Generally, most of the cases, H264 encoders produce packets in NAL (Netwrok Abstraction Layer) form. Each NALU (NAL Unit) consists of a NAL-Header and RBSP (Raw Byte Sequence Payload). As similar to H264 encoders, most of the decoders are capable of understanding the NALU (not really RTP). NAL header is 1-byte in size.

There are 2 RTP packetization methods for NAL Units. In one method, NAL fragmentation is allowed and other method doesn't allow fragmenting the NALU. In both methods, RTP header is followed by NALU. Suppose both encoders and decoders are implemented in a way to understand RTP header as well, then they should parse the header first as the headers are always fixed in size. Then, check against RTP and/or NAL headers to treat it accordingly for further parsing.

For more details, see RFC 6184 - RTP Payload Format for H.264 Video

In summary, RTP and NAL are just headers and it's about the method to parse RTP or NAL header before decoding the actual video data. It is better to signal the mode (RTP or NAL) in which the data got streamed to decoder. That makes decoder life easy to avoid mistake of treating any packet wrongly.

In case of packet loss, it is all about decoder resiliency approaches. There is no standardized approach for packet (NALU) loss. Some decoders do provide error concealment for packet loss scenarios.

More Details Added:

You need to have both header (RTP & NAL) parsing implementations on decoders side.
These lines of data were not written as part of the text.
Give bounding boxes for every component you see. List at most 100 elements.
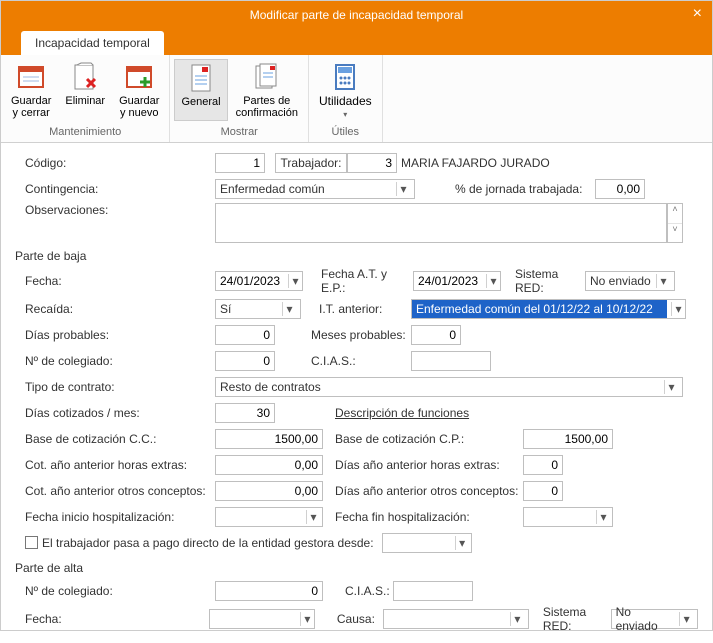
trabajador-num-field[interactable] [347, 153, 397, 173]
utilities-label: Utilidades▾ [319, 95, 372, 121]
dias-otros-label: Días año anterior otros conceptos: [323, 484, 523, 498]
save-close-button[interactable]: Guardar y cerrar [5, 59, 57, 121]
base-cc-field[interactable] [215, 429, 323, 449]
save-new-button[interactable]: Guardar y nuevo [113, 59, 165, 121]
calculator-icon [329, 61, 361, 93]
chevron-down-icon: ▾ [664, 380, 678, 394]
meses-prob-field[interactable] [411, 325, 461, 345]
hosp-ini-field[interactable]: ▾ [215, 507, 323, 527]
pago-directo-check[interactable]: El trabajador pasa a pago directo de la … [15, 536, 374, 550]
hosp-ini-label: Fecha inicio hospitalización: [15, 510, 215, 524]
delete-label: Eliminar [65, 95, 105, 107]
dias-extras-field[interactable] [523, 455, 563, 475]
alta-sistema-combo[interactable]: No enviado▾ [611, 609, 698, 629]
ribbon-group-title-maintenance: Mantenimiento [49, 124, 121, 140]
chevron-down-icon: ▾ [455, 536, 469, 550]
chevron-down-icon: ▾ [396, 182, 410, 196]
contingencia-label: Contingencia: [15, 182, 215, 196]
trabajador-name: MARIA FAJARDO JURADO [401, 156, 550, 170]
recaida-label: Recaída: [15, 302, 215, 316]
alta-fecha-label: Fecha: [15, 612, 209, 626]
baja-cias-label: C.I.A.S.: [275, 354, 411, 368]
document-icon [185, 62, 217, 94]
ribbon-group-title-utils: Útiles [332, 124, 360, 140]
cot-otros-field[interactable] [215, 481, 323, 501]
cot-extras-label: Cot. año anterior horas extras: [15, 458, 215, 472]
base-cp-label: Base de cotización C.P.: [323, 432, 523, 446]
dias-prob-field[interactable] [215, 325, 275, 345]
utilities-button[interactable]: Utilidades▾ [313, 59, 378, 123]
general-button[interactable]: General [174, 59, 227, 121]
dias-prob-label: Días probables: [15, 328, 215, 342]
baja-coleg-label: Nº de colegiado: [15, 354, 215, 368]
baja-fecha-field[interactable]: ▾ [215, 271, 303, 291]
contingencia-value: Enfermedad común [220, 182, 325, 196]
jornada-label: % de jornada trabajada: [455, 182, 595, 196]
save-new-icon [123, 61, 155, 93]
baja-fecha-label: Fecha: [15, 274, 215, 288]
alta-cias-label: C.I.A.S.: [323, 584, 393, 598]
baja-sistema-combo[interactable]: No enviado▾ [585, 271, 675, 291]
observ-field[interactable] [215, 203, 667, 243]
tipo-label: Tipo de contrato: [15, 380, 215, 394]
chevron-down-icon: ▾ [282, 302, 296, 316]
base-cp-field[interactable] [523, 429, 613, 449]
dias-cot-field[interactable] [215, 403, 275, 423]
save-new-label: Guardar y nuevo [119, 95, 159, 119]
chevron-down-icon: ▾ [486, 274, 500, 288]
save-close-label: Guardar y cerrar [11, 95, 51, 119]
ribbon-group-maintenance: Guardar y cerrar Eliminar Guardar y nuev… [1, 55, 170, 142]
save-icon [15, 61, 47, 93]
ribbon-group-utils: Utilidades▾ Útiles [309, 55, 383, 142]
observ-label: Observaciones: [15, 203, 215, 217]
confirm-parts-label: Partes de confirmación [236, 95, 298, 119]
it-combo[interactable]: Enfermedad común del 01/12/22 al 10/12/2… [411, 299, 686, 319]
close-icon[interactable]: × [693, 5, 702, 23]
hosp-fin-label: Fecha fin hospitalización: [323, 510, 523, 524]
pago-fecha-field[interactable]: ▾ [382, 533, 472, 553]
alta-cias-field[interactable] [393, 581, 473, 601]
tipo-combo[interactable]: Resto de contratos▾ [215, 377, 683, 397]
cot-extras-field[interactable] [215, 455, 323, 475]
delete-icon [69, 61, 101, 93]
observ-spinner[interactable]: ˄˅ [667, 203, 683, 243]
ribbon: Guardar y cerrar Eliminar Guardar y nuev… [1, 55, 712, 143]
desc-func-link[interactable]: Descripción de funciones [275, 406, 469, 420]
codigo-label: Código: [15, 156, 215, 170]
baja-cias-field[interactable] [411, 351, 491, 371]
trabajador-label: Trabajador: [275, 153, 347, 173]
baja-sistema-label: Sistema RED: [501, 267, 585, 295]
alta-coleg-label: Nº de colegiado: [15, 584, 215, 598]
baja-fecha-at-label: Fecha A.T. y E.P.: [303, 267, 413, 295]
confirm-parts-button[interactable]: Partes de confirmación [230, 59, 304, 121]
alta-causa-combo[interactable]: ▾ [383, 609, 529, 629]
contingencia-combo[interactable]: Enfermedad común ▾ [215, 179, 415, 199]
chevron-down-icon: ▾ [656, 274, 670, 288]
recaida-combo[interactable]: Sí▾ [215, 299, 301, 319]
jornada-field[interactable] [595, 179, 645, 199]
alta-coleg-field[interactable] [215, 581, 323, 601]
baja-coleg-field[interactable] [215, 351, 275, 371]
it-label: I.T. anterior: [301, 302, 411, 316]
dias-otros-field[interactable] [523, 481, 563, 501]
alta-sistema-label: Sistema RED: [529, 605, 611, 633]
baja-fecha-at-field[interactable]: ▾ [413, 271, 501, 291]
titlebar: Modificar parte de incapacidad temporal … [1, 1, 712, 29]
codigo-field[interactable] [215, 153, 265, 173]
delete-button[interactable]: Eliminar [59, 59, 111, 121]
dias-cot-label: Días cotizados / mes: [15, 406, 215, 420]
hosp-fin-field[interactable]: ▾ [523, 507, 613, 527]
alta-fecha-field[interactable]: ▾ [209, 609, 315, 629]
window-title: Modificar parte de incapacidad temporal [250, 8, 463, 22]
section-baja: Parte de baja [15, 249, 698, 263]
checkbox-icon [25, 536, 38, 549]
base-cc-label: Base de cotización C.C.: [15, 432, 215, 446]
chevron-down-icon: ▾ [596, 510, 610, 524]
chevron-down-icon: ▾ [306, 510, 320, 524]
chevron-down-icon: ▾ [671, 302, 685, 316]
tab-incapacidad[interactable]: Incapacidad temporal [21, 31, 164, 55]
ribbon-group-show: General Partes de confirmación Mostrar [170, 55, 309, 142]
chevron-down-icon: ▾ [679, 612, 693, 626]
general-label: General [181, 96, 220, 108]
chevron-down-icon: ▾ [288, 274, 302, 288]
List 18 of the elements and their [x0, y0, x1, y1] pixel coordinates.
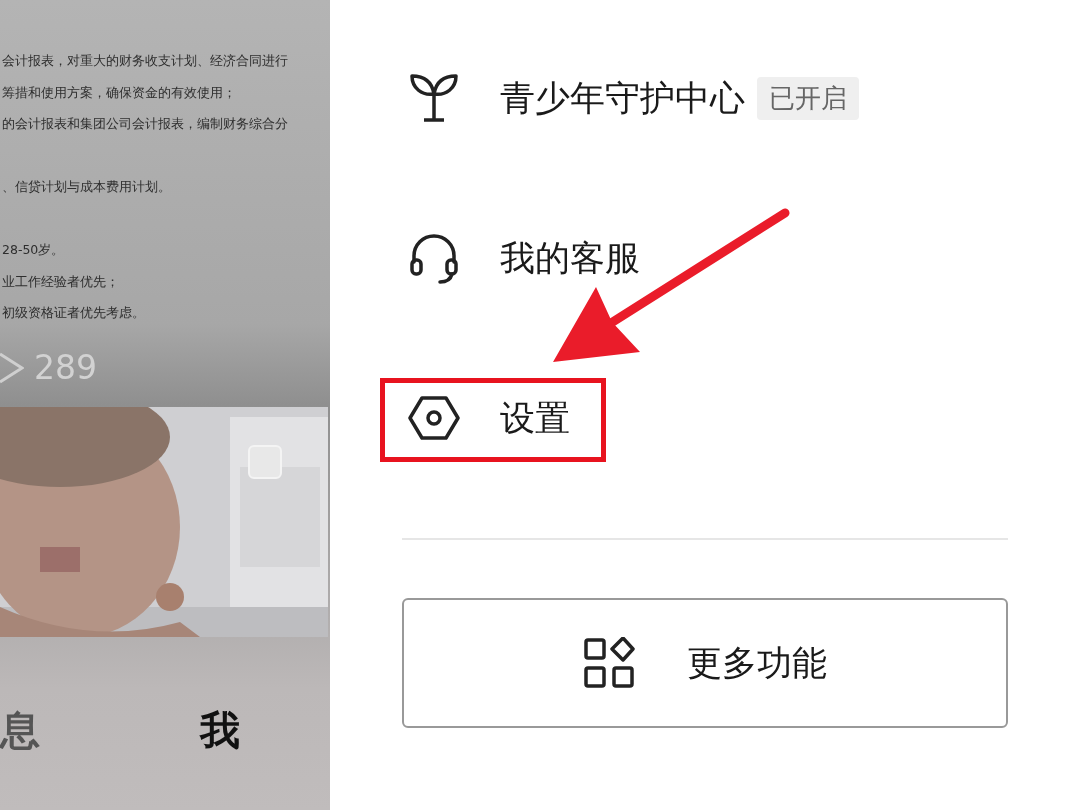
headset-icon	[408, 232, 460, 284]
description-text: 的会计报表和集团公司会计报表，编制财务综合分	[1, 116, 289, 133]
menu-item[interactable]: 青少年守护中心	[500, 74, 745, 122]
description-text: 初级资格证者优先考虑。	[1, 305, 146, 322]
description-text: 会计报表，对重大的财务收支计划、经济合同进行	[1, 53, 289, 70]
menu-item[interactable]: 我的客服	[500, 234, 640, 282]
nav-tab[interactable]: 我	[200, 702, 240, 758]
view-count: 289	[34, 348, 97, 387]
status-badge: 已开启	[757, 76, 859, 120]
menu-item[interactable]: 设置	[500, 394, 570, 442]
description-text: 筹措和使用方案，确保资金的有效使用；	[1, 84, 237, 102]
apps-icon	[583, 637, 635, 689]
description-text: 业工作经验者优先；	[1, 273, 120, 291]
sprout-icon	[408, 72, 460, 124]
more-features-button[interactable]: 更多功能	[402, 598, 1008, 728]
description-text: 28-50岁。	[1, 242, 66, 259]
checkbox-icon[interactable]	[248, 444, 282, 479]
description-text: 、信贷计划与成本费用计划。	[1, 179, 172, 196]
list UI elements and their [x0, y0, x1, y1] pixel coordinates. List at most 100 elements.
As said above, it is better to have a signalling mechanism to indicate the mode in which the packet is sent to decoder. Since NAL header is subset in a given packet (exists in RTP and NAL), you better search for NAL start code first. Once decoder finds the start code in a packet, check for number of bytes (x) consumed till that point. If x is greater than RTP header size, start parsing in RTP mode from the beginning of the packet. If RTP parsing goes well (by validating some of the RTP fields against data in hand), decoder can conclude that packets are getting received in RTP mode. Above approach is valid for Non-fragmented RTP packetization method.